Auf die Begrüßung durch vida-Chef Roman Hebenstreit und Günter Blumthaler, dem Vorsitzenden des Fachbereichs Eisenbahn in der Gewerkschaft vida, folgten juristische Analysen von Walter Gagawczuk, Arbeitsrechtsexperte der Bundesarbeitskammer, Michaela Windisch-Graetz, Institut für Arbeits- und Sozialrecht der Universität Wien, Diana Niksova, Institut für Arbeits- und Sozialrecht der Universität Salzburg sowie Susanne Wixforth, Referatsleiterin in der Abteilung internationale und europäische Gewerkschaftspolitik des Deutschen Gewerkschaftsbundes/DGB.

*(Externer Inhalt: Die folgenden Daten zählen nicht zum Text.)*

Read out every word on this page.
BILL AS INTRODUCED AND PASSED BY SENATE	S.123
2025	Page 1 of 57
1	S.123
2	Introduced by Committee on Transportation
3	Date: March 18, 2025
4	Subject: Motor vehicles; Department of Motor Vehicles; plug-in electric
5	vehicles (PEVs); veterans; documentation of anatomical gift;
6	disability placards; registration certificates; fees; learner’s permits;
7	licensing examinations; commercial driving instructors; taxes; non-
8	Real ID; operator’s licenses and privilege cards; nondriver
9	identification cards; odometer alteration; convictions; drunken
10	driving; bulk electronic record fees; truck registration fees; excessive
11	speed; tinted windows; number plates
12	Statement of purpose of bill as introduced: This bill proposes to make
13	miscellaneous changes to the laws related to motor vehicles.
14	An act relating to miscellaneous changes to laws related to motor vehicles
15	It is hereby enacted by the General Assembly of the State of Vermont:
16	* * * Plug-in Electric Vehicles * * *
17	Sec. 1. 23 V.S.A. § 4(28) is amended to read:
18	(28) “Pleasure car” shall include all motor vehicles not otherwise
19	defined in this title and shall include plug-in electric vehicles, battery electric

Im zweiten Teil des Webinars führten Gerhard Tauchner, vida-Vertreter im Sozialen Dialog Eisenbahn auf europäischer Ebene für die ETF, Zentralbetriebsratsvorsitzender der ÖBB-Produktion, Leiter des Ausschusses Wettbewerb und Internationales in der vida, Robert Zlati, stellvertretender Vorsitzender der Eisenbahngewerkschaft Ungarn VSZ und Vize-Präsident der Sektion Eisenbahn in der ETF, Christina Tilling, Politische Sekretärin im Bereich Straße in der Europäischen Transportarbeitergewerkschaft ETF, Leiterin der Task-Force zum Thema Entsendung in der ETF und im Management Bord der Europäischen Arbeitsbehörde als Vertreterin ETF, sowie Walter Neubauer, Experte für Entsendung im Bundesministerium für Arbeit, Familie und Jugend in der Abteilung Arbeitsrecht und Zentral-Arbeitsinspektorat eine spannende Diskussion. Sylvia Leodolter, Leiterin der Abteilung Umwelt und Verkehr in der AK Wien, gab abschließend auch noch einen Ausblick.

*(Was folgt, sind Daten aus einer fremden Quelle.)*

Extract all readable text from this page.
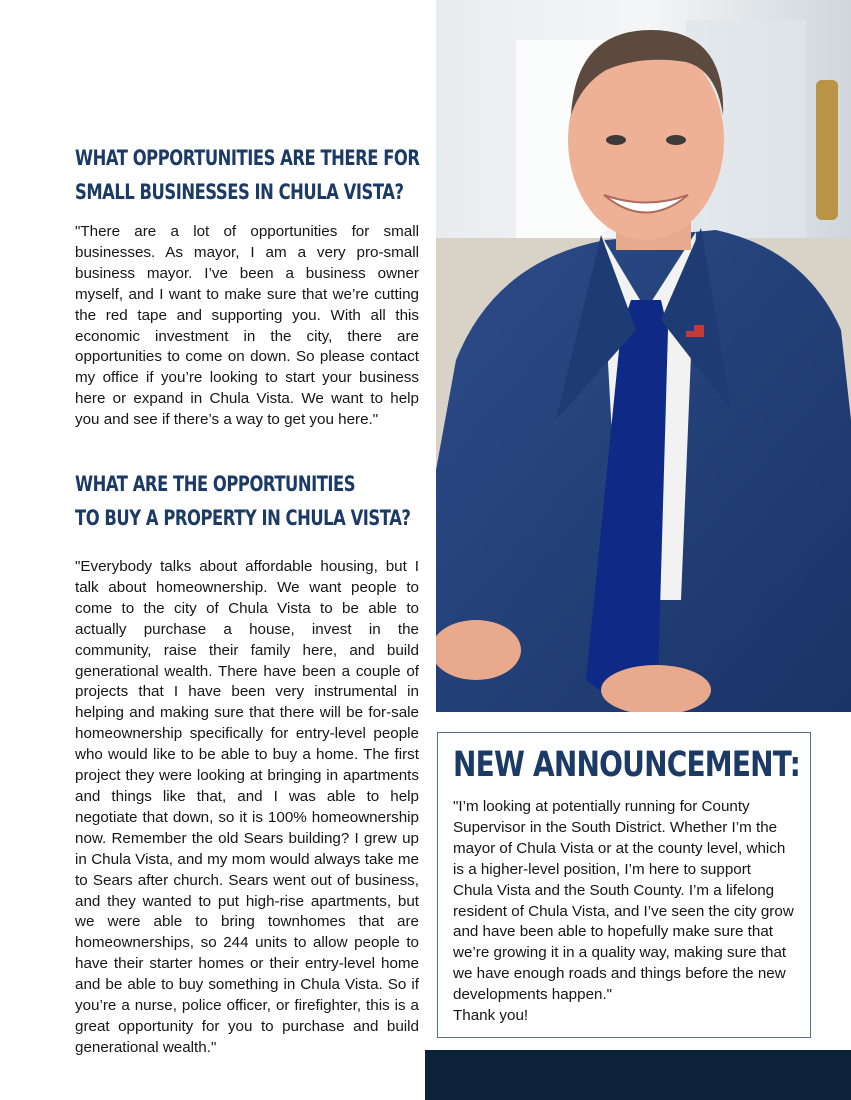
WHAT OPPORTUNITIES ARE THERE FOR
SMALL BUSINESSES IN CHULA VISTA?

"There are a lot of opportunities for small businesses. As mayor, I am a very pro-small business mayor. I’ve been a business owner myself, and I want to make sure that we’re cutting the red tape and supporting you. With all this economic investment in the city, there are opportunities to come on down. So please contact my office if you’re looking to start your business here or expand in Chula Vista. We want to help you and see if there’s a way to get you here."

WHAT ARE THE OPPORTUNITIES
TO BUY A PROPERTY IN CHULA VISTA?

"Everybody talks about affordable housing, but I talk about homeownership. We want people to come to the city of Chula Vista to be able to actually purchase a house, invest in the community, raise their family here, and build generational wealth. There have been a couple of projects that I have been very instrumental in helping and making sure that there will be for-sale homeownership specifically for entry-level people who would like to be able to buy a home. The first project they were looking at bringing in apartments and things like that, and I was able to help negotiate that down, so it is 100% homeownership now. Remember the old Sears building? I grew up in Chula Vista, and my mom would always take me to Sears after church. Sears went out of business, and they wanted to put high-rise apartments, but we were able to bring townhomes that are homeownerships, so 244 units to allow people to have their starter homes or their entry-level home and be able to buy something in Chula Vista. So if you’re a nurse, police officer, or firefighter, this is a great opportunity for you to purchase and build generational wealth."

NEW ANNOUNCEMENT:

"I’m looking at potentially running for County
Supervisor in the South District. Whether I’m the
mayor of Chula Vista or at the county level, which
is a higher-level position, I’m here to support
Chula Vista and the South County. I’m a lifelong
resident of Chula Vista, and I’ve seen the city grow
and have been able to hopefully make sure that
we’re growing it in a quality way, making sure that
we have enough roads and things before the new
developments happen."
Thank you!
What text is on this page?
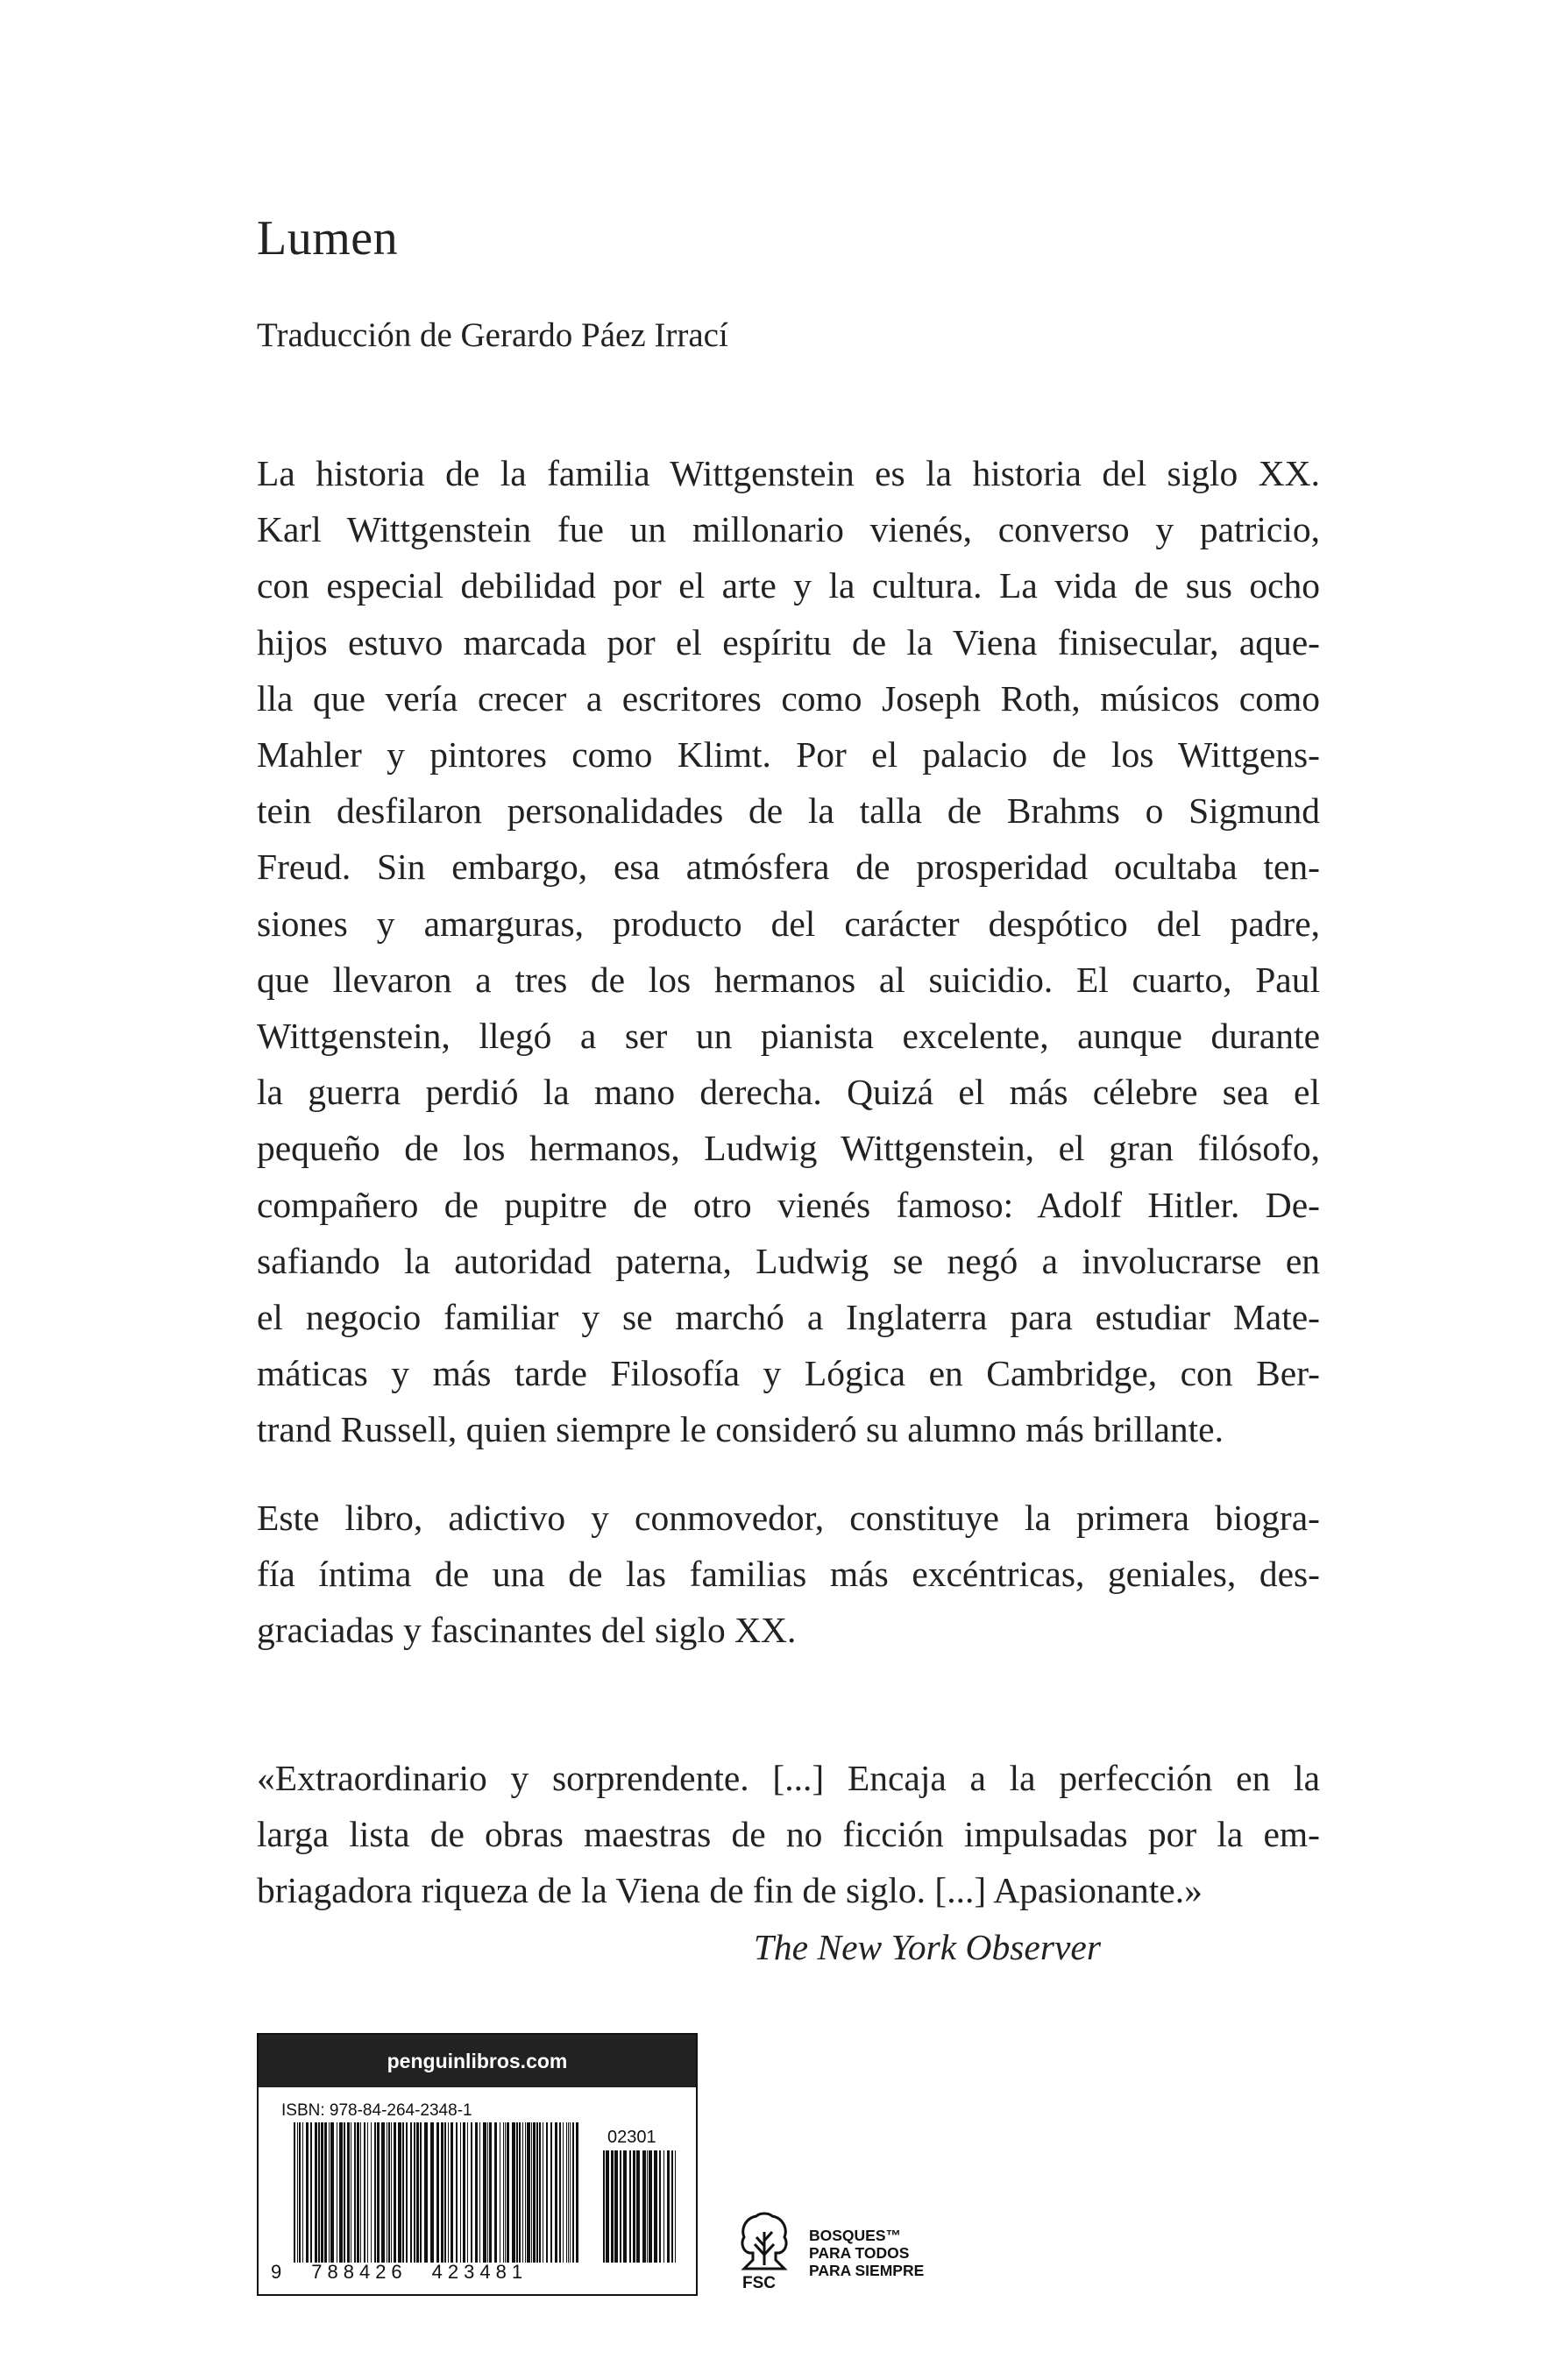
Lumen
Traducción de Gerardo Páez Irrací
La historia de la familia Wittgenstein es la historia del siglo XX.
Karl Wittgenstein fue un millonario vienés, converso y patricio,
con especial debilidad por el arte y la cultura. La vida de sus ocho
hijos estuvo marcada por el espíritu de la Viena finisecular, aque-
lla que vería crecer a escritores como Joseph Roth, músicos como
Mahler y pintores como Klimt. Por el palacio de los Wittgens-
tein desfilaron personalidades de la talla de Brahms o Sigmund
Freud. Sin embargo, esa atmósfera de prosperidad ocultaba ten-
siones y amarguras, producto del carácter despótico del padre,
que llevaron a tres de los hermanos al suicidio. El cuarto, Paul
Wittgenstein, llegó a ser un pianista excelente, aunque durante
la guerra perdió la mano derecha. Quizá el más célebre sea el
pequeño de los hermanos, Ludwig Wittgenstein, el gran filósofo,
compañero de pupitre de otro vienés famoso: Adolf Hitler. De-
safiando la autoridad paterna, Ludwig se negó a involucrarse en
el negocio familiar y se marchó a Inglaterra para estudiar Mate-
máticas y más tarde Filosofía y Lógica en Cambridge, con Ber-
trand Russell, quien siempre le consideró su alumno más brillante.
Este libro, adictivo y conmovedor, constituye la primera biogra-
fía íntima de una de las familias más excéntricas, geniales, des-
graciadas y fascinantes del siglo XX.
«Extraordinario y sorprendente. [...] Encaja a la perfección en la
larga lista de obras maestras de no ficción impulsadas por la em-
briagadora riqueza de la Viena de fin de siglo. [...] Apasionante.»
The New York Observer
penguinlibros.com
ISBN: 978-84-264-2348-1
02301
9 788426 423481
FSC
BOSQUES™
PARA TODOS
PARA SIEMPRE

Kampf gegen Lohn- und Sozialdumping 

Die ExpertInnen im Rahmen des Webinars waren sich einig: Das Urteil konterkariert das Ziel der Europäische Gesetzgebung mit der Entsenderichtlinie und zeigt die aktuelle Tendenz der europäischen Rechtsprechung, unternehmerische Freiheiten über soziale Rechte zu stellen.

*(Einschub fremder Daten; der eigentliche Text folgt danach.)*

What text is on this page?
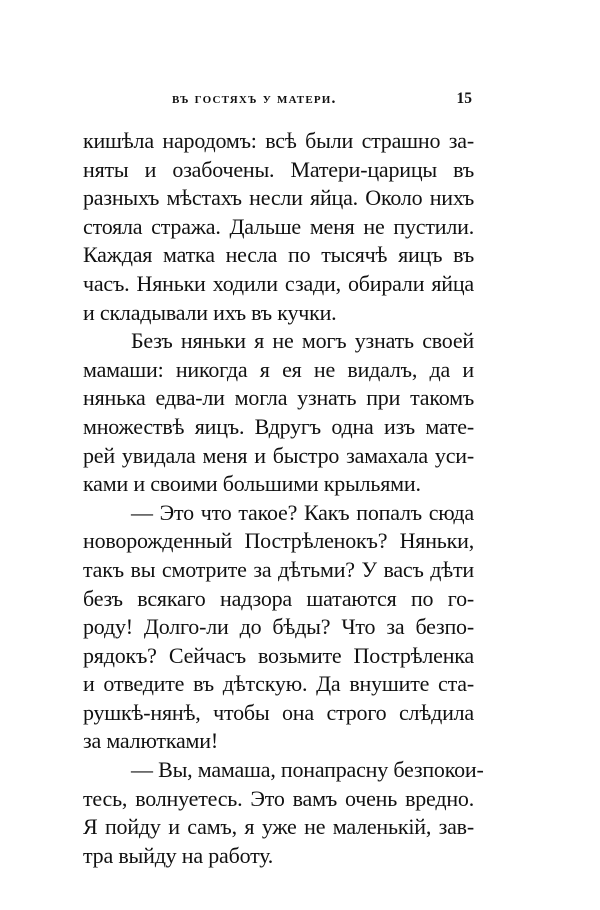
въ гостяхъ у матери.	15
кишѣла народомъ: всѣ были страшно за-
няты и озабочены. Матери-царицы въ
разныхъ мѣстахъ несли яйца. Около нихъ
стояла стража. Дальше меня не пустили.
Каждая матка несла по тысячѣ яицъ въ
часъ. Няньки ходили сзади, обирали яйца
и складывали ихъ въ кучки.
Безъ няньки я не могъ узнать своей
мамаши: никогда я ея не видалъ, да и
нянька едва-ли могла узнать при такомъ
множествѣ яицъ. Вдругъ одна изъ мате-
рей увидала меня и быстро замахала уси-
ками и своими большими крыльями.
— Это что такое? Какъ попалъ сюда
новорожденный Пострѣленокъ? Няньки,
такъ вы смотрите за дѣтьми? У васъ дѣти
безъ всякаго надзора шатаются по го-
роду! Долго-ли до бѣды? Что за безпо-
рядокъ? Сейчасъ возьмите Пострѣленка
и отведите въ дѣтскую. Да внушите ста-
рушкѣ-нянѣ, чтобы она строго слѣдила
за малютками!
— Вы, мамаша, понапрасну безпокои-
тесь, волнуетесь. Это вамъ очень вредно.
Я пойду и самъ, я уже не маленькій, зав-
тра выйду на работу.
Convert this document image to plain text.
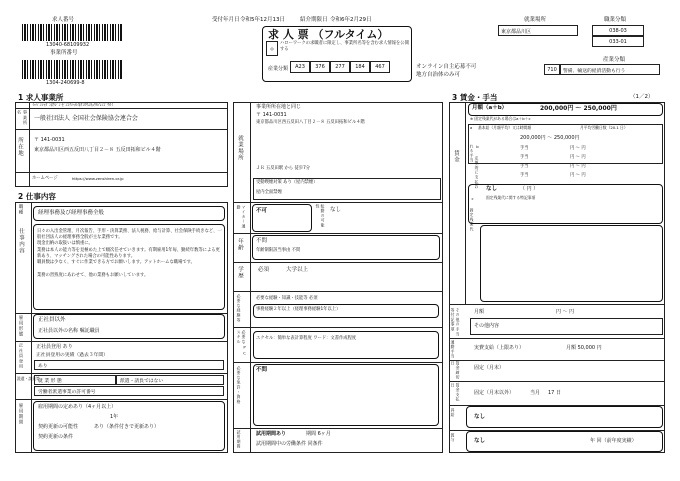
求人番号
13040-68109932
事業所番号
1304-240699-8
受付年月日 令和5年12月13日	紹介期限日 令和6年2月29日
求 人 票 （フルタイム）
◎
ハローワークの求職者に限定し、事業所名等を含む求人情報を公開する
産業分類	A23	376	277	184	467	オンライン自主応募不可
地方自治体のみ可
就業場所
東京都品川区
職業分類
038-03
033-01
産業分類
710	警備、輸送的経済活動も行う
1 求人事業所
ｲｯﾊﾟﾝｼｬﾀﾞﾝﾎｳｼﾞﾝ ｾﾞﾝｺｸｼｬｶｲﾎｹﾝﾛｳﾑｷｮｳｶｲﾚﾝｺﾞｳｶｲ
事業所名
一般社団法人 全国社会保険協会連合会
所在地 〒 141-0031
東京都品川区西五反田八丁目２－８ 五反田拓和ビル４階
ホームページ	https://www.zenshiren.or.jp
2 仕事内容
職種	経理事務及び経理事務全般
仕事内容	日々の入出金管理、月次報告、手形・決算業務、法人税務、給与計算、社会保険手続きなど、一般社団法人の経理事務全般が主な業務です。
現金出納の取扱いは慎重に。
業務は本人の能力等を見極めた上で順次任せていきます。有期雇用1年毎、勤続年数等による更新あり、マッチングされた場合の可能性あります。
職員数は少なく、すぐに作業できる方でお願いします。アットホームな職場です。

業務の習熟度にあわせて、他の業務もお願いしています。
雇用形態	正社員以外
正社員以外の名称 嘱託職員
正社員登用 正社員登用 あり
正社員登用の実績（過去３年間）
あり
派遣・請負等
就 業 形 態	派遣・請負ではない
労働者派遣事業の許可番号
雇用期間	雇用期間の定めあり（4ヶ月以上）
1年
契約更新の可能性	あり（条件付きで更新あり）
契約更新の条件
就業場所
事業所所在地と同じ
〒 141-0031
東京都品川区西五反田八丁目２－８ 五反田拓和ビル４階
ＪＲ 五反田駅 から 徒歩7分
受動喫煙対策 あり（屋内禁煙）
屋内全面禁煙
マイカー通勤
不可	転勤の可能性
なし
年齢 不問
年齢制限該当事由 不問
学歴	必須	大学以上
必要な経験等	必要な経験・知識・技能等 必須
事務経験２年以上（経理事務経験1年以上）
必要なPCスキル	エクセル：簡単な表計算程度 ワード：文書作成程度
必要な免許・資格	不問
試用期間	試用期間あり	期間 6ヶ月
試用期間中の労働条件 同条件
3 賃金・手当	（1／2）
賃金
月額（a＋b）	200,000円 ～ 250,000円
※ 固定残業代がある場合はa＋b＋c
a 基本給（月額平均）又は時間額	月平均労働日数（20.1 日）
200,000円 ～ 250,000円
b 定額的に支払われる手当	手当	円 ～ 円
手当	円 ～ 円
手当	円 ～ 円
手当	円 ～ 円
c 固定残業代
なし	（ 円 ）
固定残業代に関する特記事項
その他の手当等付記事項	月額	円 ～ 円
その他内容
通勤手当	実費支給（上限あり）	月額 50,000 円
賃金締切日
固定（月末）
賃金支払日
固定（月末以外）	当月 17 日
昇給	なし
賞与	なし	年 回（前年度実績）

Der Europäische Gewerkschaftsbund fordert die Einführung des sozialen Fortschrittprotokolls, mit dem soziale Grundrechte gegenüber Markfreiheiten besser gechützt bzw. gleichgestellt werden. Diese langjährige Forderung muss endlich umgesetzt werden. Für den Schutz der Beschäftigten in Europa kann auch die Europäische Arbeitsbehörde (ELA) eine Rolle spielen, wenn sie in Verfahren des EuGH eingebunden wird. Auch bei der Kontrolle über die Einhaltung der ArbeitnehmerInnenrechte kann der Behörde eine entscheidende Rolle zukommen – fehlt es doch im Bahnverkehr bisher an Kontrollen der Arbeits- und Ruhezeiten. Darüber hinaus brauche es eine Bündelung der Kräfte im Kampf gegen Sozial- und Lohndumping im gesamten Verkehrssektor. Eine Vorreiterrolle könnte hier die Eisenbahn übernehmen. Da im Sektoralen Sozialen Dialog Eisenbahn die Gewerkschaften mit staatseigenen oder -nahen Unternehmen zusammenarbeiten, ist hier eine gute Voraussetzung gegeben, Verbesserungen für Beschäftigten in der Verkehrsbranche voranzubringen.

Wir brauchen klare Regeln, die die Beschäftigten schützen, keine Ausnahmen von der Gesetzgebung. Internationale Solidarität benötigen wir mehr denn je: Menschen und Länder dürfen nicht gegeneinander ausgespielt werden, sondern es braucht Löhne von denen man auch leben kann sowie gute Arbeitsbedingungen. Die Gewerkschaften in Europa sind stark, vor allem, wenn sie sich zusammentun, rund 4 Millionen Verkehrsbeschäftigte vertritt allein die ETF.